5 responses to “updates on the slow-mo death of Julian Assange

  1. Julian Assange Wins 2020 Gary Webb Freedom of the Press Award

    Consortium News, By Joe Lauria, February 10

    Julian Assange, the imprisoned and maligned publisher of WikiLeaks, has been awarded the 2020 Gary Webb Freedom of the Press Award by the board of the Consortium for Independent Journalism, publishers of Consortium News.
    Assange is incarcerated in a maximum security prison in London awaiting a hearing later this month on an extradition request by the United States. He has been charged 0n 17 counts under the U.S. Espionage Act of possessing and publishing classified material that revealed prima facie evidence of U.S. war crimes in Afghanistan and Iraq.
    For practicing the highest order of journalism–revealing crimes of the state–Assange faces 175 years in a U.S. prison–a life sentence for the 48-year old Australian.
    Assange, whose life has been endangered in harsh prison conditions, has become an international symbol of the threat to press freedom. He is the first journalist to be charged under the Espionage Act for possession and dissemination of state secrets.

    • According to this: Pilger, Burchett and Assange: Three Extraordinary Australian Journalists That Spoke Truth to Power, an extradition hearing will be held February 28th.

      • if i had the time, i’d read the section on burchett as he’s unknown to me. but i also wanted to make sure that the piece had said that the first phase of julian’s extradition starts on jan, 24, not 28, as i’d checked again yesterday after a fellow at c99% had PMed me a long melzer interview w/ a foreign news site.

        dunno if there will be a mid-month ‘administrative hearing’ or not. oh, and thanks for your diligence finding this recent diary on assange, but it may be easier to add things to the most recent ‘open menu’, which you can find by clicking on that category on the right sidebar.

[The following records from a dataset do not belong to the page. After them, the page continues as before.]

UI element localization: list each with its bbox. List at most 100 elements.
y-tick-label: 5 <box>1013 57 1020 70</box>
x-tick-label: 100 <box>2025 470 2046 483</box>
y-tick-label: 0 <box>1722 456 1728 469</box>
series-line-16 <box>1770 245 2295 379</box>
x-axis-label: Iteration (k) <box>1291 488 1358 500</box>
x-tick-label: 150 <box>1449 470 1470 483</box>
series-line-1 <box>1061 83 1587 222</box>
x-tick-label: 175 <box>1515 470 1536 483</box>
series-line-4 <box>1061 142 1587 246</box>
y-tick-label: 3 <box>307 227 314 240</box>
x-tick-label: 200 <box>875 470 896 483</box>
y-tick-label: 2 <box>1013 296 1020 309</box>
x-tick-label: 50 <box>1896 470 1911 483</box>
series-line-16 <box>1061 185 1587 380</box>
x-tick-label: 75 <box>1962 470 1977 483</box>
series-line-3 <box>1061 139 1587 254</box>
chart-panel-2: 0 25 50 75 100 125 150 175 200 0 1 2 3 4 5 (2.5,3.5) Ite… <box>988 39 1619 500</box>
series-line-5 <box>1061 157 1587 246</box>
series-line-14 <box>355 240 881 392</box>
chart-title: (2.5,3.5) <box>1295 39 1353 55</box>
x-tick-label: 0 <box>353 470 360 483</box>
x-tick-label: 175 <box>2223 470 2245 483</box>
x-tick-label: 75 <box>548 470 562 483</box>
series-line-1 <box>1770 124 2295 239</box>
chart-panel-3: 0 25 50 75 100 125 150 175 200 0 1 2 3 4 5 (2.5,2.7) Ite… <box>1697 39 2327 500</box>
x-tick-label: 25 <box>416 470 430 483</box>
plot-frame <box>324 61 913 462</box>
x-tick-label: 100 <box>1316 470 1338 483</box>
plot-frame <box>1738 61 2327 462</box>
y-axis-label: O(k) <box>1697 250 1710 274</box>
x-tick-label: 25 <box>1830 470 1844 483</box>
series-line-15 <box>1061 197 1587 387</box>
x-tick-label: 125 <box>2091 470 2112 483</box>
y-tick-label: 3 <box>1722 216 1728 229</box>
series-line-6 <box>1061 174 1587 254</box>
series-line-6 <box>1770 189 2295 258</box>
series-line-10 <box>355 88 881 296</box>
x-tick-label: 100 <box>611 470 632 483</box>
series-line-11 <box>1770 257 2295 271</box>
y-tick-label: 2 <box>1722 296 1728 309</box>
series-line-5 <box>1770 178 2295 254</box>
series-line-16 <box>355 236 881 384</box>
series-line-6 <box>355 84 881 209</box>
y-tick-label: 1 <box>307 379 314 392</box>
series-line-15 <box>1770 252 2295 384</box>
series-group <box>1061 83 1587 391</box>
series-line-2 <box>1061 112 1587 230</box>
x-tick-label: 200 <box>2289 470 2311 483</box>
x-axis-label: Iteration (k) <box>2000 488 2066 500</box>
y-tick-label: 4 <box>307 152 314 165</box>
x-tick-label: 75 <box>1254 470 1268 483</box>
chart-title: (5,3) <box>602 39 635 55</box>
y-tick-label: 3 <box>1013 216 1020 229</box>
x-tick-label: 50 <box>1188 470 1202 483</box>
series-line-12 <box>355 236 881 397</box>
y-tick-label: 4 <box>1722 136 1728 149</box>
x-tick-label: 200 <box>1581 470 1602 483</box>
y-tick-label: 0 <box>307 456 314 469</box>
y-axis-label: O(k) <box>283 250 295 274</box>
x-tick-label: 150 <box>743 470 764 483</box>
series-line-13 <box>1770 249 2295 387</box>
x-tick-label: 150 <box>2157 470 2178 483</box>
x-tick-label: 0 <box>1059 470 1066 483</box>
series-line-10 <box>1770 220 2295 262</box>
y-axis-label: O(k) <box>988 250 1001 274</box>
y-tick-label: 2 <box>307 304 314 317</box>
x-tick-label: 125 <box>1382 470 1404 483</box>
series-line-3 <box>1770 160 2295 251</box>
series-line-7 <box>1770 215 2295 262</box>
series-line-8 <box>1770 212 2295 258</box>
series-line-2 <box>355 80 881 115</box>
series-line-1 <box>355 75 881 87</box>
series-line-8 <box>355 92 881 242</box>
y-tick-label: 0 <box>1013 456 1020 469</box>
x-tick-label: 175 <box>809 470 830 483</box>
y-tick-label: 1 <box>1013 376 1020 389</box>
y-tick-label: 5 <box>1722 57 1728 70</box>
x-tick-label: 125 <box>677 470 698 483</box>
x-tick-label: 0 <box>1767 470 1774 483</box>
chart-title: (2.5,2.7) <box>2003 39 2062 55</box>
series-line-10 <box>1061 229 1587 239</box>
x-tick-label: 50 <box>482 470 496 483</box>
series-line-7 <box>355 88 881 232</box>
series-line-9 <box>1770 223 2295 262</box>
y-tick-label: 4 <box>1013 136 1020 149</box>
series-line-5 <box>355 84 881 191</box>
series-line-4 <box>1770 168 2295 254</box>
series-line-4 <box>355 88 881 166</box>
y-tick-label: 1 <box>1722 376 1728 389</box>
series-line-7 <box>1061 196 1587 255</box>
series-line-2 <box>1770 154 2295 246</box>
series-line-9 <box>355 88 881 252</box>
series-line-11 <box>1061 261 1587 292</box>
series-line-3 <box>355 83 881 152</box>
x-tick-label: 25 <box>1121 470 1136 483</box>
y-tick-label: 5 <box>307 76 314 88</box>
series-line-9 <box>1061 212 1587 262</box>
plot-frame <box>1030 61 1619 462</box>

    • you likely will remember tarzie’s multi-part series on gary webb, yes? it even drew in a friend of webb’s, and after having established his bona fides, they had quite a discussion as to whether webb had committed suicide…or had been assassinated. no conclusions, but his friend said he was very, very despondent at the time.

      may i lol bit? pretty self-serving of CN to invent the award, then give it to julian. i’ll read ben quinn’s soon as i can, but how weird, given it’s ‘the guardian’. turning over a new leaf, perhaps? remember, wikileaks has a lawsuit against them for their many despicable lies about assange, ones made up of whole cloth altogether.

  2. Human rights report to oppose extradition of Julian Assange to US

    The Guardian, By Ben Quinn, January 28

    Julian Assange’s detention “sets a dangerous precedent for journalists”, according to politicians from the Council of Europe’s parliamentary arm, who voted on Tuesday to oppose the WikiLeaks founder’s extradition to the US.

    The words of support for Assange and implicit criticism of the UK government will be contained in a final report produced by the Labour peer Lord Foulkes for the Parliamentary Assembly of the Council of Europe, which focuses on upholding human rights across the continent.

    […]

    Foulkes had drafted an initial report – Threats to Media Freedom and Journalists’ Security in Europe – that will now contain amendments referring to Assange tabled by a number of European parliamentarians.
    One of the amendments backs the recommendation of the UN special rapporteur on torture who called last year for Assange’s release and for extradition to the United States to be blocked. The other states that his possible extradition to the US “would set a precedent and threaten journalists’ freedoms in all member states”.